Right now, British Pagans are still in the middle of their Beltane celebrations, coinciding with the May bank holiday, with a red and white dragon parade having taken place in Glastonbury on Sunday May 6 and Beltane celebrations across the country on May Day itself. The national press have not been slow to realize that traditional celebrations are once more becoming popular, after a period of decline in the 1980s and 1990s. This year, Morris dancers met across the country to dance in the dawn (there are estimated to be around 13,000 Morris dancers in the U.K.). There are also plans to erect a modern maypole in London’s Strand; it will be similar to the 130-foot-high pole that was put up by Charles II to celebrate the restoration of the monarchy in 1661.
Members of the various Pagan communities have been meeting over the last week to undertake private and public Beltane rituals at sacred sites, like stone circles such as Stanton Drew near Bristol.
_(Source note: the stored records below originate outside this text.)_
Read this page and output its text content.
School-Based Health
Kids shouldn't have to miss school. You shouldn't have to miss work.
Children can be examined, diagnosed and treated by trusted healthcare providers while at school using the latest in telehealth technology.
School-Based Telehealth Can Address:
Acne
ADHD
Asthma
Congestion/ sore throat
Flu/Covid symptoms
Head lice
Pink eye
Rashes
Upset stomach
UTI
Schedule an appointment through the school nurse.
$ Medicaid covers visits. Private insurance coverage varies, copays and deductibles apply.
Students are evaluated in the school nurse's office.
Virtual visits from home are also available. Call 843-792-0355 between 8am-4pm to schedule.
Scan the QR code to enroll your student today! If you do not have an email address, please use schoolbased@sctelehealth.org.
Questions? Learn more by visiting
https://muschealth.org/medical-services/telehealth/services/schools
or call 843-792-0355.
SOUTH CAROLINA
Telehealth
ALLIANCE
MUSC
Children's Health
Ronald Hutton, at the University of Bristol, states that May Day used to be “more like Christmas, Easter and Whitsun, one of the great turning points of the year….It was the English version of the feast which opened the summer season, across northern Europe: when the grass was growing again and so livestock could be put into the outfields or summer pastures, which often involved a lot of movement. In agrarian societies, the crops had all been sown and were sprouting, and a break could be taken before the weeding really began.”
May Day celebrations have changed over the years, with maypole dancing as we know it today (with colored ribbons) being a relatively recent phenomenon, introduced by John Ruskin at Whitelands College in 1881. It became a tradition in British schools throughout the 20th century (this reporter remembers maypole dancing at infant school in Gloucester in the 1970s). However, the maypole itself is a much older phenomenon, dating from the 16th century if not before, with a hiatus during the Puritan period.
Beyond Beltane, a number of Pagan events have been publicized for the coming weeks in the U.K. Following are some highlights.
- Witchfest Midlands will be taking place in Rugeley, as reported on the Wild Hunt some weeks ago, but that the event is now being advertised as ‘sold out.’ This is obviously good news for the Witchfest organisers, and perhaps bodes well for the future of the national Witchfest gathering.
- On 19-20 will be the Shamanic Lands, a two-day ceremony in mid Wales dedicated to working with the ancient spirits of the land. It’s described as a healing journey through wisdom teachings, story telling, practical exercises, art, live music and performances, featuring Anglesey Druid and Llewellyn author Kristoffer Hughes and writer/musician Carolyn Hillyer among others.
- Tarot author and expert Mary K Greer, along with Linda Marson and Jamie George, will be leading a U.K. tour of southwest sacred sites.
- While May Day is a festival celebrated by many people in the British Isles, not just Pagans, a more exclusively Pagan festival will take place in six weeks’ time, at the summer solstice. This is perhaps the celebration with which non-Pagans are most familiar, due to the interest taken in it by the media, and focusing on the festivities at Stonehenge. However, many Pagans prefer not to engage with the crowds and the often challenging energy of the Stonehenge gathering and will be seeing in the dawn privately from places such as Castlerigg, Callanish, and Chanctonbury Ring. The Pagan Federation will be running an open ritual at Conway Hall, Red Lion Square in London (7.30 p.m. start) on June 21 .
- The solstice is not the only Pagan event taking place in June – a busy month for Pagans across the country.
- The Order of Bards, Ovates and Druids will be holding their bi-annual gathering in Glastonbury on June 2 and 3.
- Chaos magician Julian Vayne will be the ‘magician in residence’ at the Museum of Witchcraft and Magic in Boscastle from June 4 to 8, undertaking one-to-one consultations and tarot readings. Also at the museum, from July 3 to 5, will be an AI-based version of the spirit familiar of 18th century Yorkshire cunning woman Anne Latch. This is a digital installation presented by author and computational artist Rob Sherman.
- From the seventh to the 10th of June is the Oak Spirit Gathering in Unstone Grange, Derbyshire. With an elemental theme, this year’s gathering will focus on the element of air.
- The Pagan Tribal Gathering will take place in Nuneaton from eighth to the 10th of June, and there will be a Green Man Walk on June 17 in Arunde, in which visitors can search for various pieces of Green Man artwork hidden in the woodland.
- On second to the sixth of July, the Wild Women’s summer retreat will be held in Dorset (details are on the Order of Bards, Ovates and Druids website.
- The Eastbourne Lammas Festival will be held in Sussex the 28th to the 29th of July; it includesa Lammas ritual and a John Barleycorn dance.
- The annual Goddess Conference will be held in Glastonbury from 31 July to 5 August this year. This international event is now in its 22nd year, and is a highlight for the goddess-worshipping community.
Looking ahead, there are a number of Lammas festivities planned throughout August, and the late summer period is likely to be as busy for the nation’s Pagan community.